Exhibits Z, Z1, Z2 and Z3 were correspondences between the Federal Ministry of Works and Housing and the Suenu family about the expenses of removal of the remains of late Chief Oyero I, the late Suenu of Lagos who died in 1925 from a tomb which is on the land acquired for reburial in the nearby village, Igbari village, also owned by the Suenu family.

It does seem to us that the learned trial Judge failed to appreciate that the traditional evidence of ownership given by Chief Suenu has been supported by cogent documentary evidence of acts of ownership spanning the period 1916 to 1957 to constitute sufficient proof of ownership entitling Suenu Chieftaincy family to compensation for Parcel No. 82. This evidence of title was not dislodged by the evidence of recent purchase by the 16th claimant without conveyance and or the photostat copies of purchase receipts (Exhibit 5 and Exhibit 6) of payments for undefined parcels of land together with the utterly worthless evidence of a palmwine tapper, Olatunji Obafemi called by the 16th claimant to testify. The evidence of Olatunji Obafemi which bears no relevance to and does not advance the claim of the 16th claimant any further, in part reads:

“I know Raphael Babaoye, I have known him for 17years. When he bought a farm he put me in it. I was tapping palmwine in the farm. I was not the only one tapping palmwine in the farm. I was paying monthly rents.”

Cross examined by Mrs. Jinadu:

“I do not tap any more in the farm. I come from Kwara State. I cannot read or write. Babaoye and I were from the same place. The place where I tap wine is called Abule Eledu. Many people live there.”
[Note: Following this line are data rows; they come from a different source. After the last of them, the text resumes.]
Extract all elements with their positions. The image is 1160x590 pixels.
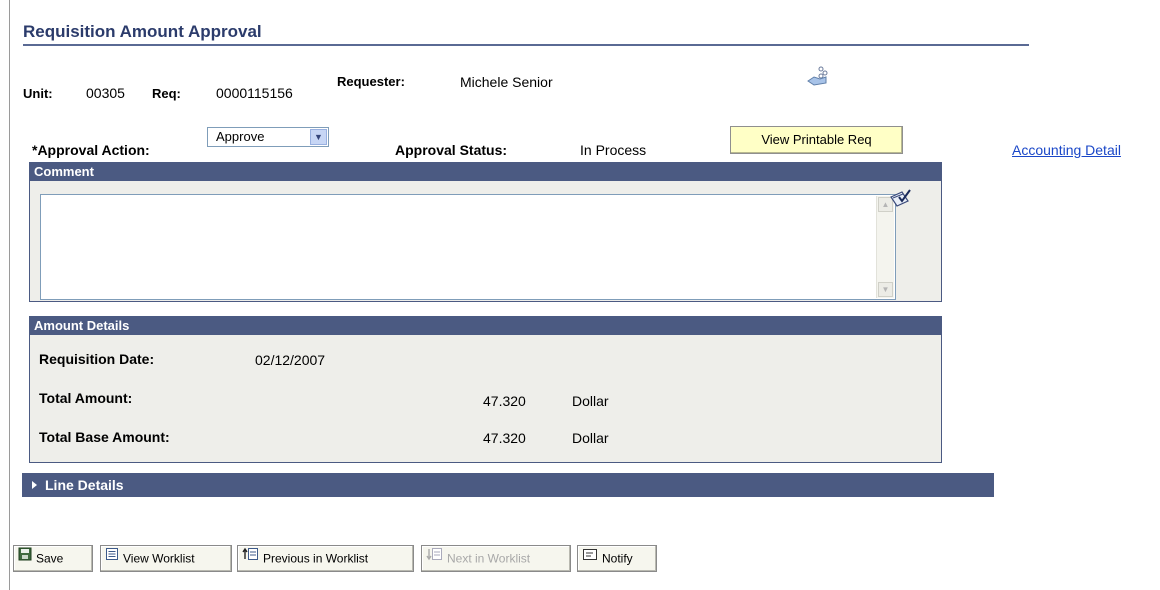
requester-label: Requester: [337, 74, 405, 89]
total-amount-label: Total Amount: [39, 390, 133, 406]
total-base-amount-label: Total Base Amount: [39, 429, 170, 445]
page-title: Requisition Amount Approval [23, 22, 262, 41]
amount-details-header: Amount Details [30, 317, 941, 335]
line-details-toggle[interactable]: Line Details [22, 473, 994, 497]
unit-value: 00305 [86, 85, 125, 101]
req-value: 0000115156 [216, 85, 293, 101]
next-worklist-icon [426, 545, 443, 570]
notify-icon [582, 545, 598, 570]
unit-label: Unit: [23, 86, 53, 101]
total-base-amount-currency: Dollar [572, 430, 609, 446]
total-amount-value: 47.320 [483, 393, 526, 409]
requisition-date-label: Requisition Date: [39, 351, 155, 367]
approval-status-label: Approval Status: [395, 142, 508, 158]
expand-triangle-icon [32, 481, 37, 490]
chevron-down-icon[interactable]: ▼ [310, 129, 327, 145]
requester-value: Michele Senior [460, 74, 553, 90]
approval-status-value: In Process [580, 142, 647, 158]
save-button[interactable]: Save [13, 545, 93, 572]
req-label: Req: [152, 86, 181, 101]
total-base-amount-value: 47.320 [483, 430, 526, 446]
previous-worklist-icon [242, 545, 259, 570]
line-details-label: Line Details [45, 477, 124, 493]
save-icon [18, 545, 32, 570]
comment-textarea[interactable] [40, 194, 896, 300]
previous-label: Previous in Worklist [263, 551, 369, 566]
spell-check-icon[interactable] [888, 189, 912, 209]
notify-button[interactable]: Notify [577, 545, 657, 572]
next-label: Next in Worklist [447, 551, 531, 566]
requisition-date-value: 02/12/2007 [255, 352, 326, 368]
comment-header: Comment [30, 163, 941, 181]
total-amount-currency: Dollar [572, 393, 609, 409]
previous-in-worklist-button[interactable]: Previous in Worklist [237, 545, 414, 572]
worklist-icon [105, 545, 119, 570]
approval-action-select[interactable]: Approve ▼ [207, 127, 329, 147]
accounting-detail-link[interactable]: Accounting Detail [1012, 142, 1121, 158]
save-label: Save [36, 551, 64, 566]
next-in-worklist-button: Next in Worklist [421, 545, 571, 572]
approval-action-label: *Approval Action: [32, 142, 150, 158]
view-worklist-label: View Worklist [123, 551, 195, 566]
view-printable-req-button[interactable]: View Printable Req [730, 126, 903, 154]
requester-details-icon[interactable] [806, 65, 828, 87]
notify-label: Notify [602, 551, 633, 566]
approval-action-value: Approve [216, 129, 265, 144]
page-frame-left [9, 0, 10, 590]
title-rule [23, 44, 1029, 46]
comment-group: Comment ▲ ▼ [29, 162, 942, 302]
view-worklist-button[interactable]: View Worklist [100, 545, 232, 572]
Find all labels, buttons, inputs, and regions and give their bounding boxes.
The Oloto family did not appear before the trial Judge to confirm and corroborate the story of sale by the Oloto Chieftaincy family to the 16th claimant, the payment by him and the issue by them of the receipts Exhibits 5 and 6. The Oloto Chieftaincy family did not also appear in court to give evidence to the identity of the parcels of land alleged sold with parcel No. 57 in Exhibit C and he, the 16th claimant did not testify as to the description of the land sold for which payments covered by Exhibits 5 and 6 were made. Finally, we think that the admission by the 16th claimant that he had no conveyance because he had not completed surveying the lands allegedly sold to him is fatal to his claim. We therefore see no justification whatsoever for the learned trial Judge’s excision of 56 acres from the area claimed by the Suenu Chieftaincy family. The grounds of appeal argued are therefore made out. The appeal succeeds and it is allowed. We accordingly set aside that part of the judgment affecting the 14th and the 16th claimants and substitute the following:

“The 14th claimant has proved his title and is entitled to be paid compensation in respect of 70.598 acres comprising Parcel No. 82 in the claims Plan Exhibit C.
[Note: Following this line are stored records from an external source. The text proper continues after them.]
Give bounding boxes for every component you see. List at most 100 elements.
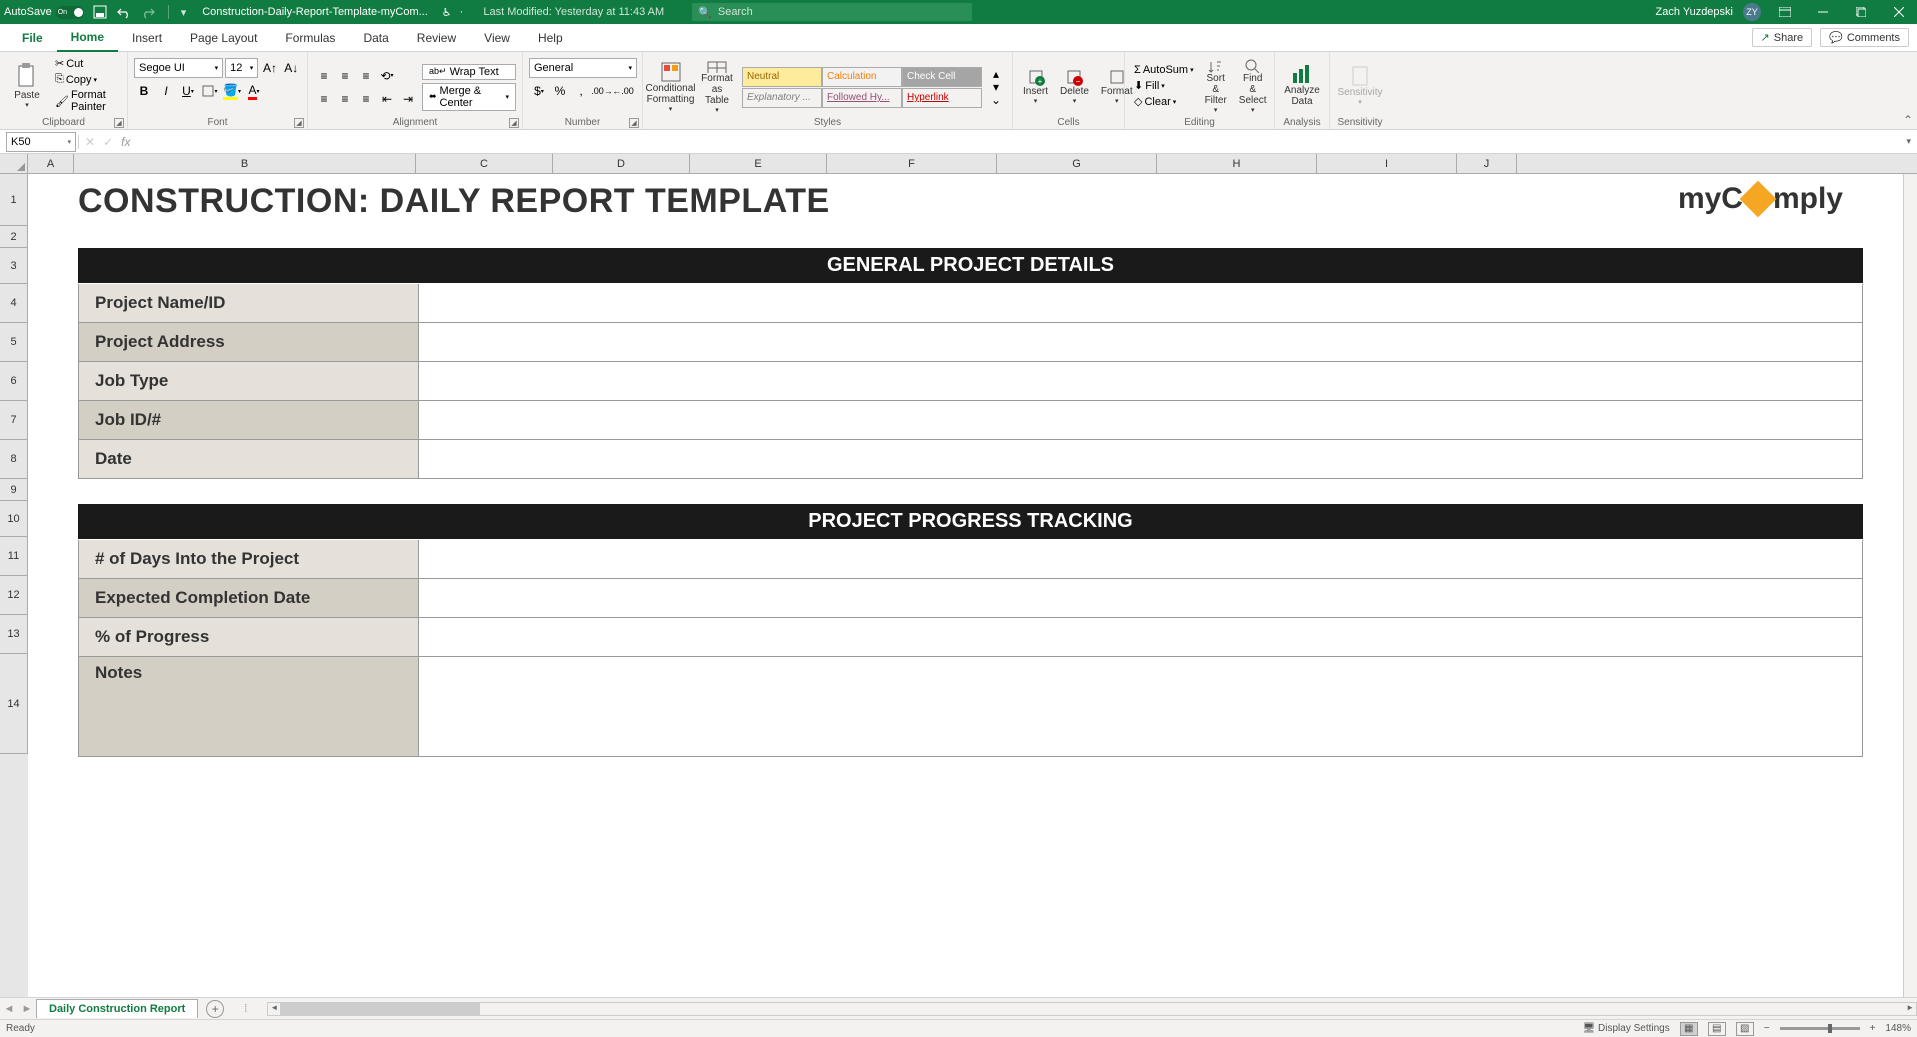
page-break-view-icon[interactable]: ▧	[1736, 1022, 1754, 1036]
styles-scroll-down[interactable]: ▾	[986, 81, 1006, 94]
decrease-decimal-icon[interactable]: ←.00	[613, 81, 633, 101]
tab-file[interactable]: File	[8, 25, 57, 51]
row-header-3[interactable]: 3	[0, 248, 28, 284]
row-header-4[interactable]: 4	[0, 284, 28, 323]
zoom-in-button[interactable]: +	[1870, 1023, 1876, 1034]
column-header-A[interactable]: A	[28, 154, 74, 173]
fx-icon[interactable]: fx	[121, 135, 130, 149]
borders-button[interactable]: ▾	[200, 81, 220, 101]
copy-button[interactable]: ⎘Copy▾	[52, 72, 121, 87]
decrease-indent-icon[interactable]: ⇤	[377, 89, 397, 109]
column-header-C[interactable]: C	[416, 154, 553, 173]
fill-button[interactable]: ⬇Fill▾	[1131, 78, 1197, 93]
tab-review[interactable]: Review	[403, 25, 470, 51]
tab-formulas[interactable]: Formulas	[271, 25, 349, 51]
undo-icon[interactable]	[116, 4, 132, 20]
column-header-J[interactable]: J	[1457, 154, 1517, 173]
cancel-formula-icon[interactable]: ✕	[85, 135, 95, 149]
autosum-button[interactable]: ΣAutoSum▾	[1131, 63, 1197, 77]
row-header-1[interactable]: 1	[0, 174, 28, 226]
column-header-B[interactable]: B	[74, 154, 416, 173]
style-calculation[interactable]: Calculation	[822, 67, 902, 87]
sort-filter-button[interactable]: Sort & Filter▾	[1201, 56, 1231, 116]
row-header-2[interactable]: 2	[0, 226, 28, 248]
formula-input[interactable]	[136, 132, 1900, 152]
align-bottom-icon[interactable]: ≡	[356, 66, 376, 86]
increase-decimal-icon[interactable]: .00→	[592, 81, 612, 101]
search-input[interactable]: 🔍 Search	[692, 3, 972, 21]
increase-font-icon[interactable]: A↑	[260, 58, 279, 78]
increase-indent-icon[interactable]: ⇥	[398, 89, 418, 109]
font-name-select[interactable]: Segoe UI▾	[134, 58, 223, 78]
minimize-button[interactable]	[1809, 1, 1837, 23]
page-layout-view-icon[interactable]: ▤	[1708, 1022, 1726, 1036]
style-neutral[interactable]: Neutral	[742, 67, 822, 87]
alignment-dialog-launcher[interactable]: ◢	[509, 118, 519, 128]
form-value-cell[interactable]	[419, 579, 1862, 617]
column-header-H[interactable]: H	[1157, 154, 1317, 173]
style-hyperlink[interactable]: Hyperlink	[902, 88, 982, 108]
merge-center-button[interactable]: ⬌Merge & Center▾	[422, 83, 516, 111]
accounting-format-icon[interactable]: $▾	[529, 81, 549, 101]
share-button[interactable]: ↗Share	[1752, 28, 1813, 47]
percent-format-icon[interactable]: %	[550, 81, 570, 101]
name-box[interactable]: K50▾	[6, 132, 76, 152]
paste-button[interactable]: Paste▾	[6, 54, 48, 116]
column-header-G[interactable]: G	[997, 154, 1157, 173]
display-settings-button[interactable]: 🖥 Display Settings	[1583, 1023, 1670, 1034]
delete-cells-button[interactable]: −Delete▾	[1056, 56, 1093, 116]
worksheet-cells[interactable]: CONSTRUCTION: DAILY REPORT TEMPLATE myC …	[28, 174, 1903, 997]
row-header-10[interactable]: 10	[0, 501, 28, 537]
style-followed[interactable]: Followed Hy...	[822, 88, 902, 108]
format-painter-button[interactable]: 🖌Format Painter	[52, 88, 121, 114]
hscroll-thumb[interactable]	[280, 1003, 480, 1015]
font-color-button[interactable]: A▾	[244, 81, 264, 101]
insert-cells-button[interactable]: +Insert▾	[1019, 56, 1052, 116]
last-modified[interactable]: Last Modified: Yesterday at 11:43 AM	[483, 6, 664, 18]
tab-insert[interactable]: Insert	[118, 25, 176, 51]
number-dialog-launcher[interactable]: ◢	[629, 118, 639, 128]
analyze-data-button[interactable]: Analyze Data	[1281, 54, 1323, 116]
row-header-6[interactable]: 6	[0, 362, 28, 401]
wrap-text-button[interactable]: ab↵Wrap Text	[422, 64, 516, 80]
row-header-11[interactable]: 11	[0, 537, 28, 576]
tab-nav-prev[interactable]: ◄	[0, 1000, 18, 1018]
fill-color-button[interactable]: 🪣▾	[222, 81, 242, 101]
align-middle-icon[interactable]: ≡	[335, 66, 355, 86]
row-header-12[interactable]: 12	[0, 576, 28, 615]
autosave-control[interactable]: AutoSave On	[4, 6, 84, 19]
row-header-8[interactable]: 8	[0, 440, 28, 479]
autosave-toggle[interactable]: On	[56, 6, 84, 19]
row-header-9[interactable]: 9	[0, 479, 28, 501]
normal-view-icon[interactable]: ▦	[1680, 1022, 1698, 1036]
tab-data[interactable]: Data	[349, 25, 402, 51]
decrease-font-icon[interactable]: A↓	[282, 58, 301, 78]
form-value-cell[interactable]	[419, 323, 1862, 361]
form-value-cell[interactable]	[419, 362, 1862, 400]
save-icon[interactable]	[92, 4, 108, 20]
form-value-cell[interactable]	[419, 540, 1862, 578]
form-value-cell[interactable]	[419, 618, 1862, 656]
vertical-scrollbar[interactable]	[1903, 174, 1917, 997]
align-center-icon[interactable]: ≡	[335, 89, 355, 109]
align-left-icon[interactable]: ≡	[314, 89, 334, 109]
redo-icon[interactable]	[140, 4, 156, 20]
column-header-F[interactable]: F	[827, 154, 997, 173]
styles-scroll-up[interactable]: ▴	[986, 68, 1006, 81]
cut-button[interactable]: ✂Cut	[52, 56, 121, 71]
filename[interactable]: Construction-Daily-Report-Template-myCom…	[202, 6, 428, 18]
maximize-button[interactable]	[1847, 1, 1875, 23]
enter-formula-icon[interactable]: ✓	[103, 135, 113, 149]
style-check-cell[interactable]: Check Cell	[902, 67, 982, 87]
underline-button[interactable]: U▾	[178, 81, 198, 101]
ribbon-display-icon[interactable]	[1771, 1, 1799, 23]
close-button[interactable]	[1885, 1, 1913, 23]
tab-help[interactable]: Help	[524, 25, 577, 51]
tab-view[interactable]: View	[470, 25, 524, 51]
style-explanatory[interactable]: Explanatory ...	[742, 88, 822, 108]
row-header-7[interactable]: 7	[0, 401, 28, 440]
find-select-button[interactable]: Find & Select▾	[1235, 56, 1271, 116]
form-value-cell[interactable]	[419, 401, 1862, 439]
font-size-select[interactable]: 12▾	[225, 58, 258, 78]
row-headers[interactable]: 1234567891011121314	[0, 174, 28, 997]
The 16th claimant has not proved his title to parcel No. 57 on the claims plan Exhibit C. He not only admitted that no conveyance has been executed in his favour, but he also failed to describe the parcel of land alleged sold to him by the Oloto family. Finally, he failed to produce the Oloto family to testify and corroborate his evidence as to sale and issue of the receipts Exhibit 5 and Exhibit 6 and also to identify the parcel covered by these receipts, Exhibits 5 and 6. His claim which is in conflict with that of the 14th claimant should not have been entertained and must be and is hereby dismissed.”

Costs in favour of the appellant to be paid by the 16th claimant/respondent are assessed at N320.00 (three hundred and twenty Naira) only.